Mit freundlichen Grüßen

Andreas Scholz, RA

Nachfrage
Sehr geehrter Herr Scholz,

vielen Dank für die schnelle Antwort.
Wenn mein bereinigtes Netto-EK bspw. 2000.-€ beträgt, mein Selbstbehalt 1000.- €, ergibt sich eine Differenz von 1000.- €. Oder wie wäre es bei einer deutlich höheren Differenzsumme? Welchen Anspruch hätte meine Frau aus diesem Differenzbetrag? Komplett, teilweise? Wenn teilweise gibt es dazu eine Berechnungsformel? Ich gehe davon aus, dass die Berechnung für alle Beträge, die sich als Differenz ergeben gleich sein wird, oder?

Vielen Dank und ein schönes Wochenende.

Rückantwort
Sehr geehrter Fragesteller,

der Unterhaltsanspruch Ihrer Frau richtet sich grundsätzlich nach der Einkommensdifferenz ihrer beider Einkommen. Verdienen Sie mehr, so kann Ihre Frau nach DT grundsätzlich 3/7 des Differenzbetrages ihrer beider Einkommen als Unterhalt fordern.
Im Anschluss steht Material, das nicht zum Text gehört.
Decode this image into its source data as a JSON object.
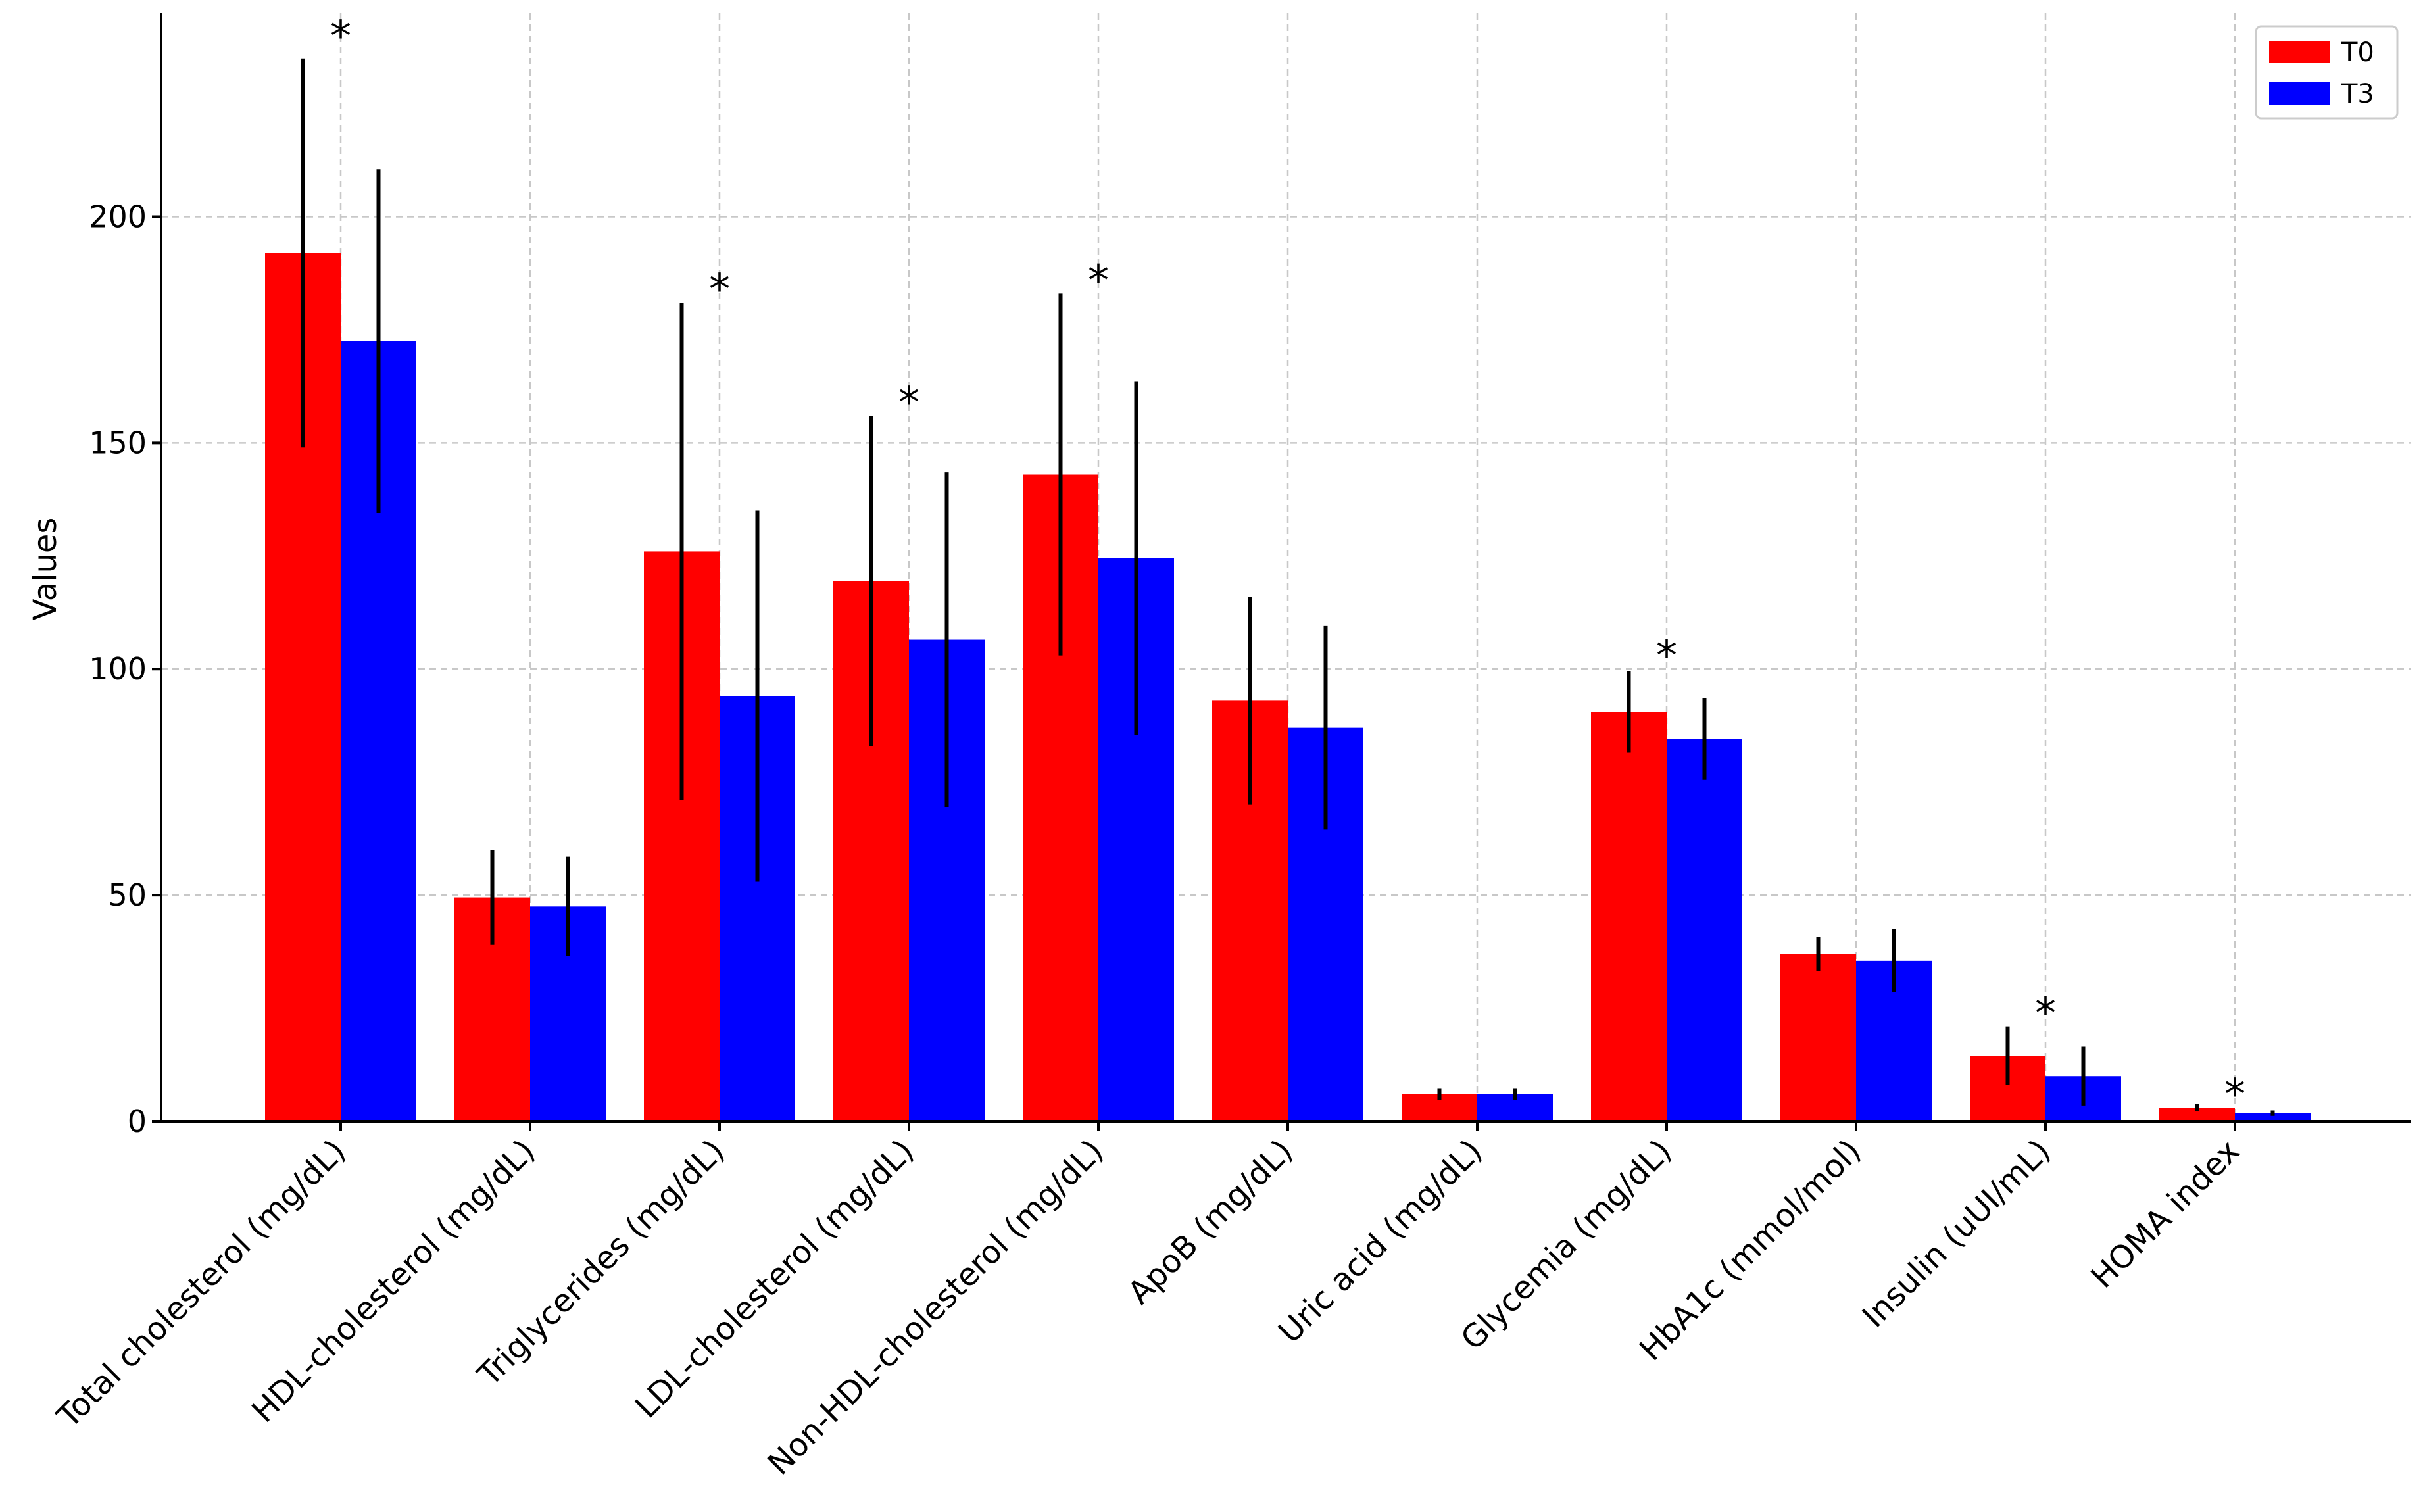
{
  "chart_data": {
    "type": "bar",
    "title": "",
    "xlabel": "",
    "ylabel": "Values",
    "ylim": [
      0,
      245
    ],
    "yticks": [
      0,
      50,
      100,
      150,
      200
    ],
    "grid": true,
    "legend_position": "top-right",
    "categories": [
      "Total cholesterol (mg/dL)",
      "HDL-cholesterol (mg/dL)",
      "Triglycerides (mg/dL)",
      "LDL-cholesterol (mg/dL)",
      "Non-HDL-cholesterol (mg/dL)",
      "ApoB (mg/dL)",
      "Uric acid (mg/dL)",
      "Glycemia (mg/dL)",
      "HbA1c (mmol/mol)",
      "Insulin (uUI/mL)",
      "HOMA index"
    ],
    "series": [
      {
        "name": "T0",
        "color": "#ff0000",
        "values": [
          192,
          49.5,
          126,
          119.5,
          143,
          93,
          6,
          90.5,
          37,
          14.5,
          3
        ],
        "errors": [
          43,
          10.5,
          55,
          36.5,
          40,
          23,
          1.2,
          9,
          3.8,
          6.5,
          0.8
        ]
      },
      {
        "name": "T3",
        "color": "#0000ff",
        "values": [
          172.5,
          47.5,
          94,
          106.5,
          124.5,
          87,
          6,
          84.5,
          35.5,
          10,
          1.8
        ],
        "errors": [
          38,
          11,
          41,
          37,
          39,
          22.5,
          1.2,
          9,
          7,
          6.5,
          0.6
        ]
      }
    ],
    "significance": [
      {
        "category_index": 0,
        "marker": "*",
        "y": 244
      },
      {
        "category_index": 2,
        "marker": "*",
        "y": 188
      },
      {
        "category_index": 3,
        "marker": "*",
        "y": 163
      },
      {
        "category_index": 4,
        "marker": "*",
        "y": 190
      },
      {
        "category_index": 7,
        "marker": "*",
        "y": 107
      },
      {
        "category_index": 9,
        "marker": "*",
        "y": 28
      },
      {
        "category_index": 10,
        "marker": "*",
        "y": 10
      }
    ]
  }
}
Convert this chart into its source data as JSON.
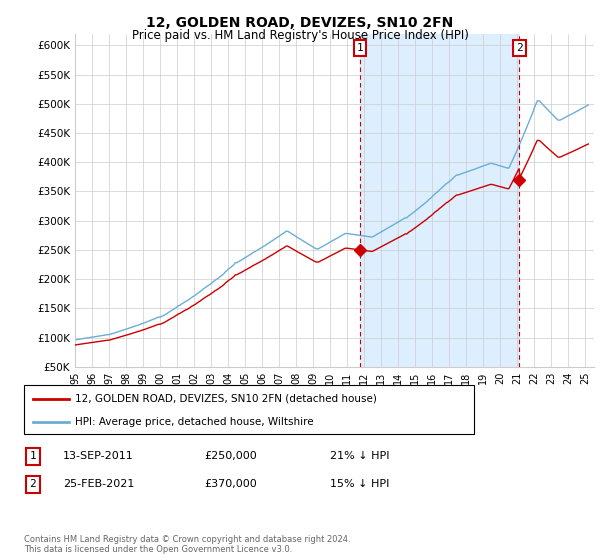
{
  "title": "12, GOLDEN ROAD, DEVIZES, SN10 2FN",
  "subtitle": "Price paid vs. HM Land Registry's House Price Index (HPI)",
  "hpi_color": "#6baed6",
  "property_color": "#cc0000",
  "sale1_year": 2011.75,
  "sale1_value": 250000,
  "sale2_year": 2021.12,
  "sale2_value": 370000,
  "vline_color": "#cc0000",
  "shade_color": "#ddeeff",
  "shade_alpha": 0.5,
  "ylim_min": 50000,
  "ylim_max": 620000,
  "ytick_values": [
    50000,
    100000,
    150000,
    200000,
    250000,
    300000,
    350000,
    400000,
    450000,
    500000,
    550000,
    600000
  ],
  "xlim_min": 1995.0,
  "xlim_max": 2025.5,
  "legend_line1": "12, GOLDEN ROAD, DEVIZES, SN10 2FN (detached house)",
  "legend_line2": "HPI: Average price, detached house, Wiltshire",
  "annotation1_date": "13-SEP-2011",
  "annotation1_price": "£250,000",
  "annotation1_hpi": "21% ↓ HPI",
  "annotation2_date": "25-FEB-2021",
  "annotation2_price": "£370,000",
  "annotation2_hpi": "15% ↓ HPI",
  "footer": "Contains HM Land Registry data © Crown copyright and database right 2024.\nThis data is licensed under the Open Government Licence v3.0.",
  "background_color": "#ffffff",
  "grid_color": "#cccccc"
}
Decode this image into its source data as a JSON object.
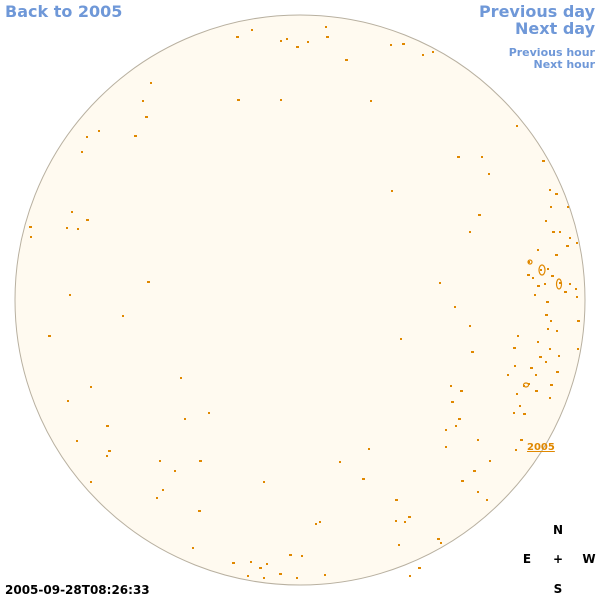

Da hier also die Einkommensdifferenz maßgeblich ist, findet allein die Differenz von Einkommen zu Selbsbehalt so keinen Eingang in die Unterhaltsberechnung.

Die Berechnungsformel können Sie der Düsseldorfer Tabelle entnehmen, die Sie zum Download im Internet finden können.